Antibiotics: good or bad?

I had a phone call from a fellow with a question about injecting his horse with antibiotics. His Vet had diagnosed a case of Strangles (Streptococcus equi) and recommended a course of antibiotic teatment.  The owner wanted to know if that would upset his plans to be organic. I think he was concerned that using antibiotics would violate some basic precept of holistic thought. I assured him it would be a prudent thing to do.   

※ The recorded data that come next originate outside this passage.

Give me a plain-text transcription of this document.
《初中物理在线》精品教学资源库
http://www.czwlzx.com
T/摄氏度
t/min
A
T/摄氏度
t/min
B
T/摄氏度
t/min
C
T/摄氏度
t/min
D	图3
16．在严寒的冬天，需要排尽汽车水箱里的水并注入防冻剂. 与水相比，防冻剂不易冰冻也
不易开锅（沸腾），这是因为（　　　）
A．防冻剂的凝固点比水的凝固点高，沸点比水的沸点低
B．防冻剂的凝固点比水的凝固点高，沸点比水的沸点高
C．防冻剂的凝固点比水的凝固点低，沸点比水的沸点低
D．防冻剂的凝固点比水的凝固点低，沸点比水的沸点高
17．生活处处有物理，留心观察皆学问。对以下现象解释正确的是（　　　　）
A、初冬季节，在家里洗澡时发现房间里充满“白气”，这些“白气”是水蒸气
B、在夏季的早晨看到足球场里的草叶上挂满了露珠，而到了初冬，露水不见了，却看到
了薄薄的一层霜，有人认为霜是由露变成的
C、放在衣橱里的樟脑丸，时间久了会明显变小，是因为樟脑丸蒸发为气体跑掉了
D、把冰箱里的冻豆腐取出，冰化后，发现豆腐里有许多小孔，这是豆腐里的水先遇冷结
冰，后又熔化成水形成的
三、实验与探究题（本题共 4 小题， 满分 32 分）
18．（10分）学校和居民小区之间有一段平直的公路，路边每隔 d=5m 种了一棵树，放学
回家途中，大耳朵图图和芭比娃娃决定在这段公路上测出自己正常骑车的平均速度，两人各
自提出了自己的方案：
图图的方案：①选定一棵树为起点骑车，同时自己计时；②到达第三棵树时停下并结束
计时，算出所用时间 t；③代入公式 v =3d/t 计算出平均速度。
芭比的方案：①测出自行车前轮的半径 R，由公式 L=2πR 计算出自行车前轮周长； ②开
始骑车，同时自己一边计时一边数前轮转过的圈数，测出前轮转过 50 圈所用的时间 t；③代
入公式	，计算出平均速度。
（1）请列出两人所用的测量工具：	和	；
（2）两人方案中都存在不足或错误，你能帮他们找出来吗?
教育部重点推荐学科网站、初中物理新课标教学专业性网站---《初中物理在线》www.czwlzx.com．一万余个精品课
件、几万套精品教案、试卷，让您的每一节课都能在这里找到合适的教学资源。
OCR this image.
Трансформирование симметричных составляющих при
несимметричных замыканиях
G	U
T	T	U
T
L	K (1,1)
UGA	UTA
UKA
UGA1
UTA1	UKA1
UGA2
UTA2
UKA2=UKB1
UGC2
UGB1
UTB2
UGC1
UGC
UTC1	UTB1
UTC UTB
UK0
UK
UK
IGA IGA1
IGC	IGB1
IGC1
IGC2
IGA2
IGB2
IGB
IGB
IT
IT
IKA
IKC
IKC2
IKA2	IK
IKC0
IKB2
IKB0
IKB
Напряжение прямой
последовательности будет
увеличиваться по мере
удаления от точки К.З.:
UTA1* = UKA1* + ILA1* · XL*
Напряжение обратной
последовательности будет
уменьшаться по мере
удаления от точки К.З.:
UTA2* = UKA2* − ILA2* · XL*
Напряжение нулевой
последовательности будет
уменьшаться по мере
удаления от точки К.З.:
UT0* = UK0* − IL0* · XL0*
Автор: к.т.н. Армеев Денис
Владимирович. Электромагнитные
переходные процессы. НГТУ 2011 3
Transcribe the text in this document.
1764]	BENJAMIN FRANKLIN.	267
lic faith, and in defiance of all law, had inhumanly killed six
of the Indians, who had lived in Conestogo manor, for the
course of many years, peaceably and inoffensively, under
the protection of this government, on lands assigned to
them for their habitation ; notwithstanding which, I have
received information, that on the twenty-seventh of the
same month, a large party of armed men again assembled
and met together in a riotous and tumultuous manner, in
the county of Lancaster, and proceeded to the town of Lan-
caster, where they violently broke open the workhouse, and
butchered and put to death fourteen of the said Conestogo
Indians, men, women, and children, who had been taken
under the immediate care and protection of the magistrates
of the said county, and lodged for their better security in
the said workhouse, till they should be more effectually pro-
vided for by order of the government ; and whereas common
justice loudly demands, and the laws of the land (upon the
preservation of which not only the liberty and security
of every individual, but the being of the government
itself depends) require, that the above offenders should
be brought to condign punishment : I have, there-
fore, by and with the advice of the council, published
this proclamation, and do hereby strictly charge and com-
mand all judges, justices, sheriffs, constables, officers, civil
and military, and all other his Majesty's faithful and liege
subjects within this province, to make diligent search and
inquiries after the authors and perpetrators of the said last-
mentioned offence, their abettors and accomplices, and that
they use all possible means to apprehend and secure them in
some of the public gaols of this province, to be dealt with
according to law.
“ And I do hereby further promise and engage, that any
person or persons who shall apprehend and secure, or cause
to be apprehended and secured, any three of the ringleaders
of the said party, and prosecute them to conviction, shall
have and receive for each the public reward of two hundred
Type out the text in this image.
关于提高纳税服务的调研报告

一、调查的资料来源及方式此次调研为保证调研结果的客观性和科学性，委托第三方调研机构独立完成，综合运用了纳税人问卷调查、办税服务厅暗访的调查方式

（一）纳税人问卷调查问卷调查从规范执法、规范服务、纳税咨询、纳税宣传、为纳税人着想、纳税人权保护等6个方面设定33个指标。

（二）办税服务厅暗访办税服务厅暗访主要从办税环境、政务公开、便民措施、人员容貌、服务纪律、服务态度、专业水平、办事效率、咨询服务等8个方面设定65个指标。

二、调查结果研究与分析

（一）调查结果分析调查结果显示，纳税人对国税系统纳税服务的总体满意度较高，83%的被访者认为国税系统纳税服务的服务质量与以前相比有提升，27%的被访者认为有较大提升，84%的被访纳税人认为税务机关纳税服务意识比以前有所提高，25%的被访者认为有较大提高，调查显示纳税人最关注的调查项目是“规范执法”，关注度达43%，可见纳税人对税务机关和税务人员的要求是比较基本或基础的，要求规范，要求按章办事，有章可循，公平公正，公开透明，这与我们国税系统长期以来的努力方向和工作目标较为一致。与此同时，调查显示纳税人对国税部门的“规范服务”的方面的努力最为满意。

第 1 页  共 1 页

I think antibiotics are a good and useful technology/ Since Alexander Fleming’s discoverey of penicillin in 1927 it has saved many thousands, perhaps millions, of lives. Antibiotics, in and off themselves, are not bad. The probles we have with them is misuse.  Fleming  warned, early on, that if penicillin was used at too low a dose or for too short of a time it would lead to antibiotic resistant bacteria.  We ignored his advice.

In 1947, a hospital in London experienced an outbreak of staph infections that did not respond to penicillin. By 1953, the same resistant bug sparked an epidemic in Australia.  In 1955 it crossed to the United States, infecting more than 5,000 mothers who had given birth in hospitals near Seattle and their newborns too.

In 1948 Thomas Jukes, a poultry nutritionist at Lederly Laboratories, fed a few ounces of the left over growth medium from the production of the newly discovered broad-spectrum antibiotic  tetracycline or aureomycin to a group of chicks.  The results in increased growth rates were amazing as were the short-term health benefits.  

Jukes shared his results with some colleagues and the practice of  feeding low levels of antibiotics to livestock spread like wildfire.  This enabled the start ot the CAFO industry and was the beginning of the lethal game of leapfrog that organisms and antibiotics have engaged in ever since.